DeCesar et l’observatoire nord-américain des ondes gravitationnelles Nanohertz ont analysé les données des pulsars pendant plus d’une douzaine d’années.

Ils ont récemment signalé un signal qui pourrait être la première indication d’un fond d’onde gravitationnelle et qui était plus fort que prévu sur la base des données précédentes. S’il est confirmé qu’il s’agit d’un signal d’onde gravitationnelle, cela signifierait la découverte d’ondes gravitationnelles générées par de nombreux systèmes à double trou noir, dont chacun finira par fusionner en trous noirs individuels encore plus grands.

Arecibo a joué un rôle crucial dans les observations de NANOGrav.

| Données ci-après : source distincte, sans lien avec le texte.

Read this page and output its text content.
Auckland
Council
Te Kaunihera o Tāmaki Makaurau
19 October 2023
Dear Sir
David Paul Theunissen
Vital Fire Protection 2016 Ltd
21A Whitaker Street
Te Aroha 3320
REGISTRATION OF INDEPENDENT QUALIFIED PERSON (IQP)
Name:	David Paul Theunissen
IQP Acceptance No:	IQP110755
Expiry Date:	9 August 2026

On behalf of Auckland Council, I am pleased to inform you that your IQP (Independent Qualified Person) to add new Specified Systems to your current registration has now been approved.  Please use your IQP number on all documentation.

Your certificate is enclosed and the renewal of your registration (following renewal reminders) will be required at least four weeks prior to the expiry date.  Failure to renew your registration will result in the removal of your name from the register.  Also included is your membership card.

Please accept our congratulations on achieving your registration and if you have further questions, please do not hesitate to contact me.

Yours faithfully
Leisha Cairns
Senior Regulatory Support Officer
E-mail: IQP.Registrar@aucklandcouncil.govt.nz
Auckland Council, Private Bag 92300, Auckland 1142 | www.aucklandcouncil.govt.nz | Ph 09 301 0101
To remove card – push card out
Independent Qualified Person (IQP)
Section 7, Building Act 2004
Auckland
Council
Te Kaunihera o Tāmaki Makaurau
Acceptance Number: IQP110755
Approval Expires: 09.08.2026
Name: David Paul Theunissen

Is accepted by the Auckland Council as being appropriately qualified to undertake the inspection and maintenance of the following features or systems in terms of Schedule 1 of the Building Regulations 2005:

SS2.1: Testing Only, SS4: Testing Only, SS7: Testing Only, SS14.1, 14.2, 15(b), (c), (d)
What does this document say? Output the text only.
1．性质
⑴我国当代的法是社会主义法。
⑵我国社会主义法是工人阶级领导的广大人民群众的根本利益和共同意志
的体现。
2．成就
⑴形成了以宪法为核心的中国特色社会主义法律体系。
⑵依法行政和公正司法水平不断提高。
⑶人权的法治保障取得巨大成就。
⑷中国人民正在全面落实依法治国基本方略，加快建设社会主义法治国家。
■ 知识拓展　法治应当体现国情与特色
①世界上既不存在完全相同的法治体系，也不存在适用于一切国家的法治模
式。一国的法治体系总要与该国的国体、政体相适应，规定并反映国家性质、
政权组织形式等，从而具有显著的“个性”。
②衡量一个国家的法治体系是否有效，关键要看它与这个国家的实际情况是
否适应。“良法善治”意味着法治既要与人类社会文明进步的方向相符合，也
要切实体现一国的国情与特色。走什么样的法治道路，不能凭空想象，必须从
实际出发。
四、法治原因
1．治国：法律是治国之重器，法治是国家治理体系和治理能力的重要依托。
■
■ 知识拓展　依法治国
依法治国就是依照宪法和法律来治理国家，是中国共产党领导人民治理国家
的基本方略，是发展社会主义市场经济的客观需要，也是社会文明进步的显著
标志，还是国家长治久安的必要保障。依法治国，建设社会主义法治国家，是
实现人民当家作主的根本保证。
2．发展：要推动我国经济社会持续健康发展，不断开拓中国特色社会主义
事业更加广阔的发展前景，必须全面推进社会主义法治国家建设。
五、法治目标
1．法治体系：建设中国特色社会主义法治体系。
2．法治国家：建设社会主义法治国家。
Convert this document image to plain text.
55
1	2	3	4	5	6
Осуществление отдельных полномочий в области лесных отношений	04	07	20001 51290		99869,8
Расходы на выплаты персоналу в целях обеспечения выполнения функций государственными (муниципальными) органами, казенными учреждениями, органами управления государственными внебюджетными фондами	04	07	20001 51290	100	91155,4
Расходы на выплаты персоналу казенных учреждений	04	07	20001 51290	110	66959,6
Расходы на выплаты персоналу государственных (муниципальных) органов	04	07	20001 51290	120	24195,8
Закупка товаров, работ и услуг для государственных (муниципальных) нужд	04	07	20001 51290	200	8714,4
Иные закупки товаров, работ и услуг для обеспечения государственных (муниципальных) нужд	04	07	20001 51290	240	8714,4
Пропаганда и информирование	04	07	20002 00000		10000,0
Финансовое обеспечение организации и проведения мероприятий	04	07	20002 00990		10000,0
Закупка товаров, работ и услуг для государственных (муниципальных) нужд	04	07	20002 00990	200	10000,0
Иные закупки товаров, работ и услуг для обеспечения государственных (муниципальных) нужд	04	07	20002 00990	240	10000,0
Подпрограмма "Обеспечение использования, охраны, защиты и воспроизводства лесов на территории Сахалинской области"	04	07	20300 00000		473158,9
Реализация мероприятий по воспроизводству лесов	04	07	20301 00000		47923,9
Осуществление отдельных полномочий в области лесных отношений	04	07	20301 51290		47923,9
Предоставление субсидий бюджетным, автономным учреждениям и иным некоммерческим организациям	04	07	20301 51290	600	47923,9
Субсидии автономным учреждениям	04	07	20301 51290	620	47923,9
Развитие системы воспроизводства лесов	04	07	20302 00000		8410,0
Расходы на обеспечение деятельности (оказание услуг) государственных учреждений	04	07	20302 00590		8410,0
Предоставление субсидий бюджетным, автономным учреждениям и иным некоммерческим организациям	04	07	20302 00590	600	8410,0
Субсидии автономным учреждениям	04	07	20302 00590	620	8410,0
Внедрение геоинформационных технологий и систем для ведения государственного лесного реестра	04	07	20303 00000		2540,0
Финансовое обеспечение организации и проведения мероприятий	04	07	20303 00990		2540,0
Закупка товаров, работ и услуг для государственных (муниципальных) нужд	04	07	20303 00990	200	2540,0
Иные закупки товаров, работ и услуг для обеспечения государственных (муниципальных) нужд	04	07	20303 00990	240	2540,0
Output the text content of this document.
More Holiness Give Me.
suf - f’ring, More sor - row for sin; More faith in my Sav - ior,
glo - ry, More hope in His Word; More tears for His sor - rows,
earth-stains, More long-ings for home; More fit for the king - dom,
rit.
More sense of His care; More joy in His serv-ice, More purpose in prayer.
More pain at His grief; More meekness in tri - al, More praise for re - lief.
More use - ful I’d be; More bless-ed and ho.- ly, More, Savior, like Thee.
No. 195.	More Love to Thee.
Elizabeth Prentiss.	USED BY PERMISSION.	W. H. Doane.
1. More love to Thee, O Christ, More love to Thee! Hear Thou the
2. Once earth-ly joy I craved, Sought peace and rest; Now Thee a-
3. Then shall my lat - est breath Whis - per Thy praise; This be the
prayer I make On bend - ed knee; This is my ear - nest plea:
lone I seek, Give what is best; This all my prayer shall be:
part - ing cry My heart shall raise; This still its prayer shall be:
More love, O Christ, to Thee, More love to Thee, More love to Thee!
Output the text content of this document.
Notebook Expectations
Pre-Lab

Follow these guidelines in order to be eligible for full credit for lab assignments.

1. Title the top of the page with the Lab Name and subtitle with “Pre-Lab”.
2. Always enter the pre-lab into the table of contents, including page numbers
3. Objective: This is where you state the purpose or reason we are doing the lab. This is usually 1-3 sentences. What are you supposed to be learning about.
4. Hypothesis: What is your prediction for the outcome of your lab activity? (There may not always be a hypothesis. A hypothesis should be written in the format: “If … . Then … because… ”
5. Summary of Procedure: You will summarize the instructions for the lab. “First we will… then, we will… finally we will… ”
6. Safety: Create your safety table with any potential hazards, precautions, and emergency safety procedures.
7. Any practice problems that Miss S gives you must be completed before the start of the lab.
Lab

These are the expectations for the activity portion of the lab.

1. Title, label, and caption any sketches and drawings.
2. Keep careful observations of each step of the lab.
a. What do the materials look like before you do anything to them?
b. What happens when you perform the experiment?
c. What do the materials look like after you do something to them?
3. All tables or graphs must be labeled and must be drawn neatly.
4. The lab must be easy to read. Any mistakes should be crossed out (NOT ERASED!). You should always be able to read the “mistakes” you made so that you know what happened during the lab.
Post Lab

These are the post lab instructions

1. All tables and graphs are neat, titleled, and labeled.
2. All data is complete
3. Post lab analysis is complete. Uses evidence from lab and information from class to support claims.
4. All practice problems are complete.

L’effondrement de décembre a été un coup dur pour la collaboration, mais grâce à des observations accrues à Green Bank et à d’autres institutions, NANOGrav est toujours en bonne voie pour capturer les ondes gravitationnelles avec plusieurs années de données. DeCesar discutera de la manière dont les télescopes actuels en Virginie occidentale, au Nouveau-Mexique et en Colombie-Britannique, ainsi que les futurs réseaux radio sensibles, permettront à NANOGrav d’atteindre ses objectifs scientifiques en matière d’ondes gravitationnelles.


Vidéo: un signal de l’au-delà


Plus d’information:
CMB E-Mode Science avec le programme BICEP / Keck (S09.8) meets.aps.org/Meeting/APR21/Session/S09.8

La recherche d’ondes gravitationnelles avec le NANOGrav Pulsar Timing Array (B01.1) rencontre.aps.org/Meeting/APR21/Session/B01.1

Fourni par l’American Physical Society

Citation: At the pulse of pulsars and polar light (2021, 16 avril) Récupéré le 17 avril 2021 sur https://phys.org/news/2021-04-pulse-pulsars-polar.html

Ce document est soumis au droit d’auteur. Sauf pour le commerce équitable à des fins d’étude ou de recherche privée, aucune partie ne peut être reproduite sans autorisation écrite. Le contenu est fourni à titre informatif uniquement.